Joined: Sep. 2005
||Posted: Sep. 20 2006,18:27
One reason I posted this simple convenience is I know people enjoy using little tools (especially with ANSI colors, or pop-up boxes, I know I do). Rows of command line stuff is intimidating to newbies, so I'm hoping this will get people making some more uncs. I made 6 uncs effortlessly within minutes of finishing this. Psychologically, deb2dsl is more satisfying because the user has to type things into boxes (ie participates more => more ownership). Probably should add a few boxes ;=)
|with contributions such as dsl2unc|
Uncs are great, a huge improvment on dsls (thanks to Robert). Ucis will probably (?) remain the "queen" of extensions - they don't require unionfs and they don't put anything irreversibly on the system filesystem.
But some things will never be ucis alone. An example is gnupg. I built a gnupg.uci that works (haven't got round to sending it to the repo). However, some applications that use gnupg-encrypted keys (an example is aespipe, another is loop-aes) expect to find gpg in one and only one place: /usr/bin/gpg. Whether or not gpg is in PATH anyway is irrelevant to these apps. I suspect there are other similar examples about. So there will remain a technical need to have gnupg.dsl or a gnupg.unc in addition to gnupg.uci. (You could run a wrapper to set up the symlink gpg -> /usr/bin/gpg, but this means running /etc/init.d/mkwriteable. Actually, the loop-aes author says you must physically *move* the gpg binary to /bin and then do a symlink /bin/gpg -> /usr/bin/gpg - who am I to argue with someone like Jari Russu?)

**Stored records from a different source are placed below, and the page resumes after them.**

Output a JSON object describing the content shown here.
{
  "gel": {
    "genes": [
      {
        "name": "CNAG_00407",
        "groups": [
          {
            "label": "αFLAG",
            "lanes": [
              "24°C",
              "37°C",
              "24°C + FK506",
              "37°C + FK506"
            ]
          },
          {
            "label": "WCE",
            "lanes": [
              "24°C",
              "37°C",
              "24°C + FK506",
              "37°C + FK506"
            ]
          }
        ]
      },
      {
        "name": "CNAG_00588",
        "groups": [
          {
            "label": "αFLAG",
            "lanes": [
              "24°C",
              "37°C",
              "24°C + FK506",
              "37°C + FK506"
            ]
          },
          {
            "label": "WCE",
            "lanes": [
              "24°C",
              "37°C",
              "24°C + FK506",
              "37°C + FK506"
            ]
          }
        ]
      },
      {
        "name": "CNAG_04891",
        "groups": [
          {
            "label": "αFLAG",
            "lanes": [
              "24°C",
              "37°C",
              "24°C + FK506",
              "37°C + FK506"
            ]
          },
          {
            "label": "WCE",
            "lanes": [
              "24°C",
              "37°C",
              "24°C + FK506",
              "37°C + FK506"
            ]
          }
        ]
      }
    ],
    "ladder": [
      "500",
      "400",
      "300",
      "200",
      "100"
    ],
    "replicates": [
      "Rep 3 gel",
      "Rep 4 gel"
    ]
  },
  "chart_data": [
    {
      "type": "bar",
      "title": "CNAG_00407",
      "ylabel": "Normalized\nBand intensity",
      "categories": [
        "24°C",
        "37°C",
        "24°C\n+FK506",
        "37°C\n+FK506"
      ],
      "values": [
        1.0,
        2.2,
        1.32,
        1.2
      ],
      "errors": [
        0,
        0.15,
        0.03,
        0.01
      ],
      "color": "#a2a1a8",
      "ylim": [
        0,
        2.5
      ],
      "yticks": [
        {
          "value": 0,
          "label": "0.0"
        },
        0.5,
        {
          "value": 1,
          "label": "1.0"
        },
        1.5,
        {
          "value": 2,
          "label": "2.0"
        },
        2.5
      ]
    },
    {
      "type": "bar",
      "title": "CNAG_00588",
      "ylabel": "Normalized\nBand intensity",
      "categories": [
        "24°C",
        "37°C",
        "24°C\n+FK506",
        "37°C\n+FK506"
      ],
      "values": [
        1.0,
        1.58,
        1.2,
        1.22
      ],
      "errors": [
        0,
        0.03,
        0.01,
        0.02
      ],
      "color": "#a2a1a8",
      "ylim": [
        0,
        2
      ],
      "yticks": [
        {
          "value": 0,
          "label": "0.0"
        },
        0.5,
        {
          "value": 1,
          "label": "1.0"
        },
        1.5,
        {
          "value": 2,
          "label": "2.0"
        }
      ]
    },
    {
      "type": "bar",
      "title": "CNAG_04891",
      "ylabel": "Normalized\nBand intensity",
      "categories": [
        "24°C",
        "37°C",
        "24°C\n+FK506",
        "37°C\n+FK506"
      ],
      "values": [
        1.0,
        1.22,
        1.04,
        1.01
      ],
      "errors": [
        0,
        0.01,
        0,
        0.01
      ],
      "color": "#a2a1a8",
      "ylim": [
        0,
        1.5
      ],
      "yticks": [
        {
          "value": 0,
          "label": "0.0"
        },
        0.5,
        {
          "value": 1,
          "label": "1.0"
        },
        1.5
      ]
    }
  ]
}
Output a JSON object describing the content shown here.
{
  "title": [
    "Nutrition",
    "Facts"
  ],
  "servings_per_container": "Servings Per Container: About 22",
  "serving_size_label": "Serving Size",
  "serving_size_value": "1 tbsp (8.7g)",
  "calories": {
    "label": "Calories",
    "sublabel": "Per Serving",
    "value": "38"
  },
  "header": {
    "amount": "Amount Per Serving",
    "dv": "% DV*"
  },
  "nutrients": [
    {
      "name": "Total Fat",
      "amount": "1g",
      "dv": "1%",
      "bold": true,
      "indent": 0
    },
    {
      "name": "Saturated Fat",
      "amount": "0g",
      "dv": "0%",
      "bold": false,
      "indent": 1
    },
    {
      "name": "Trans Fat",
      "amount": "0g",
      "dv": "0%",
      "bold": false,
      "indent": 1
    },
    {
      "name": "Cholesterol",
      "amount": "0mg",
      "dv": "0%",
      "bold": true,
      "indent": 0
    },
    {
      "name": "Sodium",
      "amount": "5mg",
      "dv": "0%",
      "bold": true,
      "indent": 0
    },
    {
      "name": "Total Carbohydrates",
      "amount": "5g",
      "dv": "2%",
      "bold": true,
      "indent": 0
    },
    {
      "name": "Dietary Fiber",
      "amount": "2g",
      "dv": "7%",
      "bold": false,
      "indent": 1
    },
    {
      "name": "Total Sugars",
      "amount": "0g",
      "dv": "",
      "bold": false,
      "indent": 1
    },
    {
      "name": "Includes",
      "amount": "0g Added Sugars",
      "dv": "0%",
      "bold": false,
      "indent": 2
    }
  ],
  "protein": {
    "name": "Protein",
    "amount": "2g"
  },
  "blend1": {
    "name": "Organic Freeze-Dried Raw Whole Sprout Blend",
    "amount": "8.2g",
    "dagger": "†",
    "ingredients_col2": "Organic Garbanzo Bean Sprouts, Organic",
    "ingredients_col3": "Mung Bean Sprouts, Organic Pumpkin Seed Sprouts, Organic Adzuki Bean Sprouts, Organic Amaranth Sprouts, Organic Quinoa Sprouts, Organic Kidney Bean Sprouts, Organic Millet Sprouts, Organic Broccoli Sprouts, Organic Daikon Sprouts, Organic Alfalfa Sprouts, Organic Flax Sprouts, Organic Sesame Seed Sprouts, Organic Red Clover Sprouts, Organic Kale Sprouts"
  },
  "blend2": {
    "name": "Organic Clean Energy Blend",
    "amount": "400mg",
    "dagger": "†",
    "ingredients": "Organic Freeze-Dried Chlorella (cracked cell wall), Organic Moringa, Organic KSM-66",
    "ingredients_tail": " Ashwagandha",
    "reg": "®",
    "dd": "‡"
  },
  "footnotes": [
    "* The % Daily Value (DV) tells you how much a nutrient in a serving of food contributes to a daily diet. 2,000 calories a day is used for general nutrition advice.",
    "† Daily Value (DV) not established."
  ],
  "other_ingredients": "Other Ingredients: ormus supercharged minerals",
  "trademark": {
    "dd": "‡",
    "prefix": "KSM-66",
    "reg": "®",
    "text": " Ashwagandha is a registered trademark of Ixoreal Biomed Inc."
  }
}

|if using "-type -f" might limit or even break some extensions. If an extension includes one or more symlinks, or even an empty directory|
Good point. Without that -type f, will get clobbering directories like /opt/bin passed into the unc (clang!). There's ways around that. I wrote an unrelated script (buried on my hd somewhere) with some bash that removed clobberers - I'll dig it up.